Son dönemlerin modası artık devlet-i malumunuz muhafazakar yazarlık. Özelliklede bayan muhafazakar yazarlar birçok gazete yazıyor ve televizyonlarda boy gösteriyor. Tabi bu tür yazarların son dönemlerde ortaya çıkması iktidar partisinin oturduğu zeminden kaynaklanıyor.
Başta aralarında çok iyi anlaştıkları görünen bu yazar kesimi özellikle son birkaç yıldır kendi aralarında bir anlaşmazlık olduğunu hissetmemekte elde değil. Anlaşmazlıkların nedenin temeli aslında siyasi olamamakla beraber asıl neden temsil ettiği muhafazakarlığın ne kadar içindeler ve ne kadar yaşıyorlar sorusuna verilecek cevaptadır.

Sponsor Bağlantılar

Bu tip yazarlar genelde Müslümanlık, Filistin konusunda ve özelliklede başörtü mevzusunda kılıçlarını çekerler ve özgürlük havarisi kesilirler. Filistin’i önemsedikleri kadar acaba Çeçenistan’ı, Doğu Türkistan’ı ve Darfuru önemserler mi? Başörtü konusunda da tam bir özgürlük savaşçısıdırlar. Ama taktıkları başörtü ne kadar Müslümanlıkla örtüşüyor.

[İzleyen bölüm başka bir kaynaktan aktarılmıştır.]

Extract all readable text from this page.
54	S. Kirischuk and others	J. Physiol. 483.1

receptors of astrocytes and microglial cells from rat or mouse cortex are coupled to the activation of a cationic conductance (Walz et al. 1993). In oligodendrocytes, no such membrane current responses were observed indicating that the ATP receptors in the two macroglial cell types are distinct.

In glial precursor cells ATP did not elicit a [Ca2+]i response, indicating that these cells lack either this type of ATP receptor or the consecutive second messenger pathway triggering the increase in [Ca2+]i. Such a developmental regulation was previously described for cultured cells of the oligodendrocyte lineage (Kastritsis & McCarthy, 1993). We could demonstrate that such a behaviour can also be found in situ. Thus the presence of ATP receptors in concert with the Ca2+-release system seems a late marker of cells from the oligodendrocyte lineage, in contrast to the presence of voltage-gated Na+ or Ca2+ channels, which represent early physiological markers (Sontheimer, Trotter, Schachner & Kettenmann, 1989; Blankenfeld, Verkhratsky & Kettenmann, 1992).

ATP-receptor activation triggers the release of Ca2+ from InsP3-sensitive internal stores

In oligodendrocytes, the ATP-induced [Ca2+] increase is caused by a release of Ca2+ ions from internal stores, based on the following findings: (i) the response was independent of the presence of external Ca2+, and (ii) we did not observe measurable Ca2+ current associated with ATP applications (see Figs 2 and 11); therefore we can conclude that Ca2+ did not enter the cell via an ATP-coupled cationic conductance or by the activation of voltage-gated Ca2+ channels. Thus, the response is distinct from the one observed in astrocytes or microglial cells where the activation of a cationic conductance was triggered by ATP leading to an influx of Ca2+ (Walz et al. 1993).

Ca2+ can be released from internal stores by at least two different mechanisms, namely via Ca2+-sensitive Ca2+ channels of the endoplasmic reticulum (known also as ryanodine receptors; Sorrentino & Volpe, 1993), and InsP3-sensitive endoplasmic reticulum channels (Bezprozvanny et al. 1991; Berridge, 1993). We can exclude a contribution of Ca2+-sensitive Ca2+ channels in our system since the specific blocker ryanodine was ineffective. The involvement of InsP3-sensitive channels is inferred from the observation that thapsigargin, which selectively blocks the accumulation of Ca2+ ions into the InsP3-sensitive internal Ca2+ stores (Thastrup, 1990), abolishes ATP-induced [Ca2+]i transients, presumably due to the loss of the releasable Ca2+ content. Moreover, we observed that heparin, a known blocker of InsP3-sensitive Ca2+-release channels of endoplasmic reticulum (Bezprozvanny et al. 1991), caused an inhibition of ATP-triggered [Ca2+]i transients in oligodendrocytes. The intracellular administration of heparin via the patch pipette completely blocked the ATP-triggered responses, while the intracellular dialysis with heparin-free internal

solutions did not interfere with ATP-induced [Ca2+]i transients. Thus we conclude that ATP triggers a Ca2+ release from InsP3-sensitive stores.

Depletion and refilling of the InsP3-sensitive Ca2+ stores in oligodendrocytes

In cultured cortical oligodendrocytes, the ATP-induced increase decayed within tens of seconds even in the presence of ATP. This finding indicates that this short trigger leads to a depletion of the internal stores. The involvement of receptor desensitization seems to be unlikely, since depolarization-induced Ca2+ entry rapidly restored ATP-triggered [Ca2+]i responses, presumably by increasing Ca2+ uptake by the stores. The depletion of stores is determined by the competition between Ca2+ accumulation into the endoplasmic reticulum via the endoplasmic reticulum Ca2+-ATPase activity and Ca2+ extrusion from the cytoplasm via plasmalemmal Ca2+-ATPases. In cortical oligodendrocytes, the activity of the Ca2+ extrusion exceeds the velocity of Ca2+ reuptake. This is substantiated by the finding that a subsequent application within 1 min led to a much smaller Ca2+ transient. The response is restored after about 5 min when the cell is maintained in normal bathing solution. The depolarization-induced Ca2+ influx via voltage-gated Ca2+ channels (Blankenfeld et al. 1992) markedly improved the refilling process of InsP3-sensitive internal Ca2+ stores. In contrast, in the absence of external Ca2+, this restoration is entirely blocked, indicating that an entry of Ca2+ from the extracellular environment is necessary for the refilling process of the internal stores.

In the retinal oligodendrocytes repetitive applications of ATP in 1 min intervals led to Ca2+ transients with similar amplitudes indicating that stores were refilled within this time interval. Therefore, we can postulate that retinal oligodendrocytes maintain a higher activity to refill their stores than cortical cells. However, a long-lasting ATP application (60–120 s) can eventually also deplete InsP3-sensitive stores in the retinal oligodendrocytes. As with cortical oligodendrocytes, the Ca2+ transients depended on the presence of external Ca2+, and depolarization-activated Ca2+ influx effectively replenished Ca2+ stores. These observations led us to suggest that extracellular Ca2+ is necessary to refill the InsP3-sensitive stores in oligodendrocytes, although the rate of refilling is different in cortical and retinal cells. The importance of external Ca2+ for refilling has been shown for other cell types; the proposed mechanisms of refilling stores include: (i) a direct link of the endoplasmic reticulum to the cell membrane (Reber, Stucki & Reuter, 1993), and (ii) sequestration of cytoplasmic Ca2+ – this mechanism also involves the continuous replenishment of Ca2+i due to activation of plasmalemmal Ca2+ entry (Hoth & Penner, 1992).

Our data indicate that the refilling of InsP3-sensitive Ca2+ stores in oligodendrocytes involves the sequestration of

Özellikle bayan muhafazakar yazarlar başlarındaki başörtüsünü sadece bir simge olarak görmeyi yeğliyorlar. Sadece iktidar partisiyle arasını iyi tutmakta en büyük amaçları. Bir bayan yazar çıktı ‘’Muhafazakâr görünümlü aşk kadınlarına hitabe’’ diye başlayan yazısında muhafazakarlığı sanki bir oyuncak sanarak onunla beş yaşındaki bir çocuğun zekası ile oynamaya başladı. Acaba kendi hiç aynaya bakıp bu hitaptaki kadınlara benziyor muyum diye düşünüyor mu?

Başka bir yazarda o kadar Filistin’i o kadar başörtüyü savunuyor ki dersiniz ki savunduğu kriterleri dört dörtlük yaşayan bir kişi. Ama sonra çıkıp bir röportaj için bir bayanla olmadık pozlar vererek savunduğu kesmin prensiplerini alt üst eden ve muhafazakarlığın temeli sarsacak işler yapıyor.

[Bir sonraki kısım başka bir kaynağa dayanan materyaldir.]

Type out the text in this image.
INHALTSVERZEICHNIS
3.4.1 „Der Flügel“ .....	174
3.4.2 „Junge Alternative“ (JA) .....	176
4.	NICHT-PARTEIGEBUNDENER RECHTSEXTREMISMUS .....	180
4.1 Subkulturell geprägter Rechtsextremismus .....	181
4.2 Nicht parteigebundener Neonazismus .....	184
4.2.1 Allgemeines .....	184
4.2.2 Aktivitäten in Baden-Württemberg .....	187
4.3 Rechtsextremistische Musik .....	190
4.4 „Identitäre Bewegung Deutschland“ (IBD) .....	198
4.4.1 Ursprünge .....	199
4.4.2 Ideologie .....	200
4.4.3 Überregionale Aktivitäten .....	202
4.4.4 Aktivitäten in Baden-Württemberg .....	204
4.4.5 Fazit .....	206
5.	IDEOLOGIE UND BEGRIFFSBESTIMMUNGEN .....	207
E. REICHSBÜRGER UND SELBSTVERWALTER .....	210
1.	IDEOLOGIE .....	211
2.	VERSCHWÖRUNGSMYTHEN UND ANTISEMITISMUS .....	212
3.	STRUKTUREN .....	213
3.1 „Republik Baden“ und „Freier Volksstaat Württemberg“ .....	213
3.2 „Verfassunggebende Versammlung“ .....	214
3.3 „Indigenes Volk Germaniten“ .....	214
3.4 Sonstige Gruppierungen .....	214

Bu arada başta söylediğimiz gibi arada sırada kavga etmeyi de unutmuyorlar. Çünkü ancak o zaman gündemde kalıyorlar. Eh! Filistin, başörtü ve özgürlükler konusu da her zaman gündeme gelmeyince tabii ki keskin çıkışlar yaparak gündemde kalabiliyorlar. Bilmiyorlar ki temsil ettiği yada daha doğrusu çıkarları için temsil etmeye çalıştığı o büyük zümrenin (içinde olmaktan gurur duyarım) gündelik kişileri değil de daha çok bu temsilde dava adamı olmuş insanları benimsiyorlar.

Hâsılı kelam bu yazar tiplemeleri iktidara yakın olmayı seven, Türkiye’nin hassas olduğu konularda din ve özgürlük sömürüsü yapan yaşam biçimleri savunduğu teze aykırı olan bir güruh.

Ve onlara hitaben: Eğer benimsemediyseniz savunmayın. Benimsediyseniz yaşayınız. Ancak yaşayanlar yaşadıklarını savunmayı becerirler. Bu milletin beceriksizlere ihtiyacı yoktur.